I'm not going to lie, DCA 1.0 was pretty bad from the jump, and they knew it. It was practically Plan C, but at the end of the day, Eisner wanted to take Disneyland from a mainly local park and turn it into a resort where people would want to stay for several days, so we ended up with what we got (DCA 1.0, Downtown Disney, The Grand Californian and ownership of The Disneyland Hotel). Paired with Pressler, Harriss, and the rest of the consumer based executives that were then in charge of the theme park side at the time, it's no wonder DCA turned out the way it did. We should be thankful some of their other proposed ideas never happened.
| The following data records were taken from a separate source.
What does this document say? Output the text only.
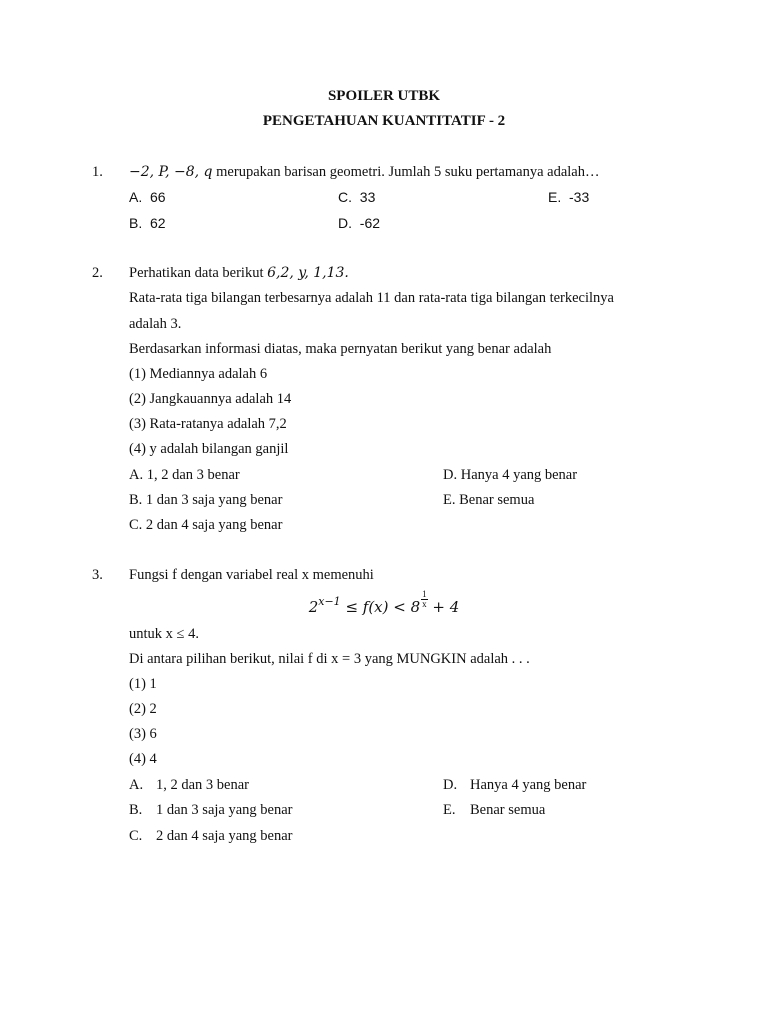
SPOILER UTBK
PENGETAHUAN KUANTITATIF - 2
1. −2, P, −8, q merupakan barisan geometri. Jumlah 5 suku pertamanya adalah…
A. 66	C. 33	E. -33
B. 62	D. -62
2. Perhatikan data berikut 6,2, y, 1,13.
Rata-rata tiga bilangan terbesarnya adalah 11 dan rata-rata tiga bilangan terkecilnya
adalah 3.
Berdasarkan informasi diatas, maka pernyatan berikut yang benar adalah
(1) Mediannya adalah 6
(2) Jangkauannya adalah 14
(3) Rata-ratanya adalah 7,2
(4) y adalah bilangan ganjil
A. 1, 2 dan 3 benar	D. Hanya 4 yang benar
B. 1 dan 3 saja yang benar	E. Benar semua
C. 2 dan 4 saja yang benar
3. Fungsi f dengan variabel real x memenuhi
$2^{x-1} \le f(x) < 8 \frac{1}{x} + 4$
untuk x ≤ 4.
Di antara pilihan berikut, nilai f di x = 3 yang MUNGKIN adalah . . .
(1) 1
(2) 2
(3) 6
(4) 4
A. 1, 2 dan 3 benar	D. Hanya 4 yang benar
B. 1 dan 3 saja yang benar	E. Benar semua
C. 2 dan 4 saja yang benar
I would say the opposite about Cars Land though. It was first part of that park that felt like Disney actually let their creative team work. The interesting thing about the entire evolution of Cars Land was it was mainly greenlit not only because of how popular the film franchise was, but due to the merchandising capability of it. This was something that the former executive team couldn't figure out how to do. The guests ended up getting an insanely detailed land, with a few good flat rides and a really good E-Ticket and the company got a land that helped continue to drive marketing sales. Paired with the Buena Vista Street update, it also helped legitimize DCA as a park that was up to the "Disney standard".
I think the 60th anniversary was the beginning of the tipping point for most of the other issues you mentioned, but the pandemic felt like the final nail for how things seem to be run, operationally at least.